Each test pigeon was shown a stimulus and had to decide to which category this stimulus belonged by pressing a button on the right or left. Categories included line widths, line angles, concentric rings, and subdivided rings. A correct answer resulted in a tasty pellet; A wrong answer has no effect. What made the test so challenging, Wasserman says, was its arbitrariness: No rules or logic would help decipher the task.

“These charms are something special. They are different and never repeat themselves,” says Wasserman, who has studied pigeon intelligence for five decades. “You have to remember the individual stimuli or the regions from which the stimuli come in order to solve the task. »

Each of the four test pigeons responded correctly about half the time at the beginning. But after hundreds of tests, the foursome finally increased their score to an average of 68% correct.

“Pigeons are like AI masters,” says Wasserman. “They use a biological algorithm that nature gave them, while the computer uses an artificial algorithm that humans gave them. »

The common denominator is that both AI and deaf use associative learning, and yet it was this basic thinking that allowed deaf to score successfully. If people took the same test, Wasserman says, they would get poor results and likely drop out.

“The goal was to see how well a simple associative mechanism could solve a task that would bother us because people rely so much on rules or strategy,” adds Wasserman. “In that case, these rules would hinder learning. The pigeon never goes through this process. It doesn’t have that high-level thought process. But that doesn’t stop them from learning. In a way, it even makes it easier. »

Wasserman sees a paradox in the way associative learning is viewed.

“People are impressed that AI is doing amazing things with a learning algorithm similar to the pigeon,” he says, “but when people talk about associative learning in humans and animals, it’s seen as rigid and undemanding. »

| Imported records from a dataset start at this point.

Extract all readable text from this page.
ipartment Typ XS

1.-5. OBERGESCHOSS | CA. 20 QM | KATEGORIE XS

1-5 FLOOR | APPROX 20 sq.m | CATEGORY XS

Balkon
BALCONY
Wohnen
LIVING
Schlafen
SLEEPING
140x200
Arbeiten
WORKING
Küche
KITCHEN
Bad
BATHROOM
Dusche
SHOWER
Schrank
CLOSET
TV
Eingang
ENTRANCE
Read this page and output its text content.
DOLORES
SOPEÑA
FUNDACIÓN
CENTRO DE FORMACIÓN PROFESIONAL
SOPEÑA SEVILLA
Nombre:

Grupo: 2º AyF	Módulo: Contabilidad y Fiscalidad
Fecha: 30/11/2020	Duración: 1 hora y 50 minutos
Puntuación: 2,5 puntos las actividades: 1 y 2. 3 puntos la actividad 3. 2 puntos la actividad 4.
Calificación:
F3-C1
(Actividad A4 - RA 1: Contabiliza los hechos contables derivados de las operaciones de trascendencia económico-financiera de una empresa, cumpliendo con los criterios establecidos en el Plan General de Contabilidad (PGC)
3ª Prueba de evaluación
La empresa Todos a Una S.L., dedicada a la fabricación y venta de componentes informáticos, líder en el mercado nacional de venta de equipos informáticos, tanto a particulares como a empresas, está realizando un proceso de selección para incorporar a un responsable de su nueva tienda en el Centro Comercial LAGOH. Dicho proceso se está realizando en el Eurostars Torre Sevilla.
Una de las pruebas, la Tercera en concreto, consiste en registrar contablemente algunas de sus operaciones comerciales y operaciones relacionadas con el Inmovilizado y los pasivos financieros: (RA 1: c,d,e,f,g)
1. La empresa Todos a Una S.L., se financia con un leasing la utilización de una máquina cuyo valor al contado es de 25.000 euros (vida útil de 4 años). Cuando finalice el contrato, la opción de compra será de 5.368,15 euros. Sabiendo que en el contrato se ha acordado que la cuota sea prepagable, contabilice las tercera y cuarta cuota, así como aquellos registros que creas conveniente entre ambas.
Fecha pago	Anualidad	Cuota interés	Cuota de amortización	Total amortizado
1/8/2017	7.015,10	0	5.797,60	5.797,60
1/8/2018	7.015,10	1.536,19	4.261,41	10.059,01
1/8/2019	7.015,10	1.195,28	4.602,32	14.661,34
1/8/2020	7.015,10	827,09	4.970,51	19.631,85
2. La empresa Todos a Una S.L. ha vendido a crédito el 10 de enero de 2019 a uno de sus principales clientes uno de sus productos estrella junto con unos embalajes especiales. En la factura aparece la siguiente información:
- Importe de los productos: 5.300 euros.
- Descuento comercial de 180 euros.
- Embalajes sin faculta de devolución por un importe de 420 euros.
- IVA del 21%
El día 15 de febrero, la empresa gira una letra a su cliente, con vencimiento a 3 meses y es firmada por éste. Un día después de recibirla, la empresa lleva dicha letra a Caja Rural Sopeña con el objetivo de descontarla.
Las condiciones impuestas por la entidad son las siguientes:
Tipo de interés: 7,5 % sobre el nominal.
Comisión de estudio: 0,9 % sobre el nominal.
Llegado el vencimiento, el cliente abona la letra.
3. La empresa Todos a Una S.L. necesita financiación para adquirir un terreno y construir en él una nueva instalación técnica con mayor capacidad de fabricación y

The study, Solving the Paradox of Associative Learning by Categorical Learning in Pigeons, was published online Feb. 7 in the journal Current Biology.

Study co-authors include Drew Kain, who graduated in Neuroscience from Iowa in 2022 and has a PhD in Neuroscience from Iowa; and Ellen O’Donoghue, who received her PhD in psychology from Iowa last year and is now a postdoctoral fellow at Cardiff University.

The National Institutes of Health funded the research.